Those held at the camp included Jews as well as prisoners of war, homosexuals and political opponents.
Tribich recalled how when she arrived at the camp, "the scene that met us was beyond description".
"There were many people that looked like skeletons, like zombies shuffling along. Then they would fall and just remain there where they fell with other people falling over them."
- 'Collective duty' -
Concerns are growing in Germany about the future of Holocaust remembrance amid a surge in support for the far-right AfD, which emerged as the second-biggest party in an election in February.
Some AfD politicians have pushed back against the country's tradition of remembrance, backed by US tech billionaire Elon Musk during the election campaign.

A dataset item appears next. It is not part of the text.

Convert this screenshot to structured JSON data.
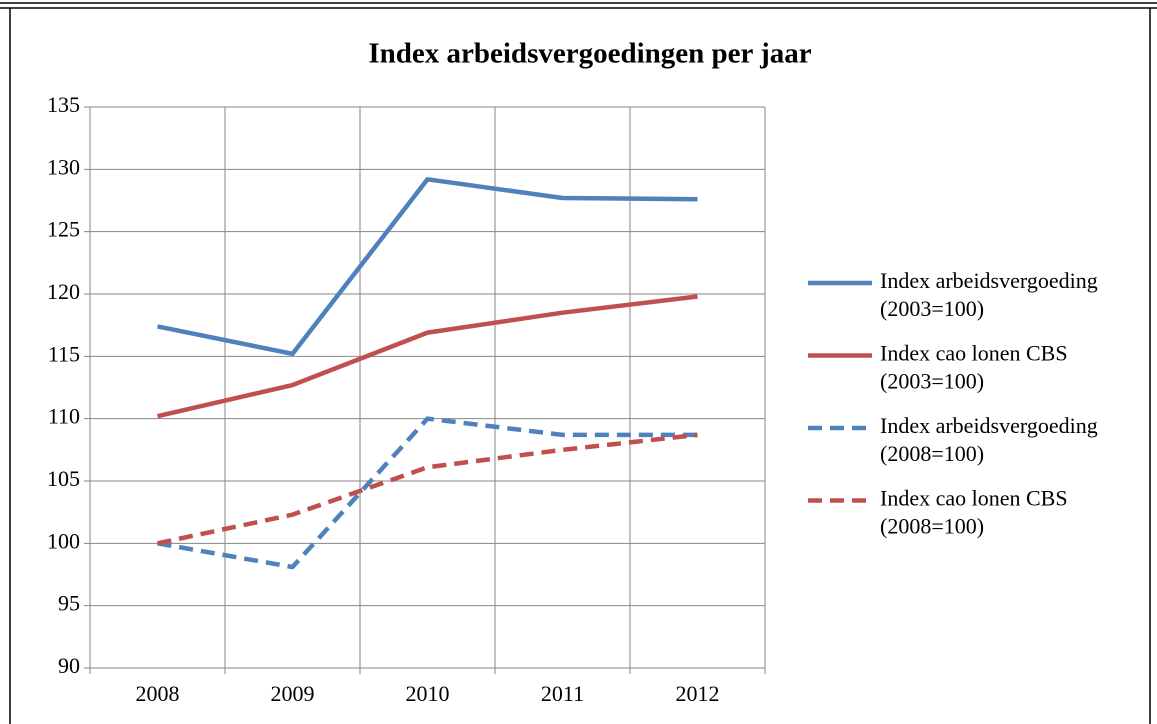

Stephan Weil, state premier of Lower Saxony, said Germany "must not forget or repress the darkest chapter in (our) history and the crimes associated with it".
"We must vigorously oppose any attempt to relativise or rewrite history," he said.
Rayner also noted that "growing numbers distort the Holocaust", calling such historical revisionism "not simply ignorant but dangerous".
"It's our collective duty to confront them head on and show them that what happened here and elsewhere can never be forgotten," she said.
Germany has held several ceremonies this year to mark the 80th anniversary of the liberation of Nazi camps and other major events in the run-up to the end of World War II.
On May 8, the German parliament will hold an official event to mark the 80th anniversary of the end of the war.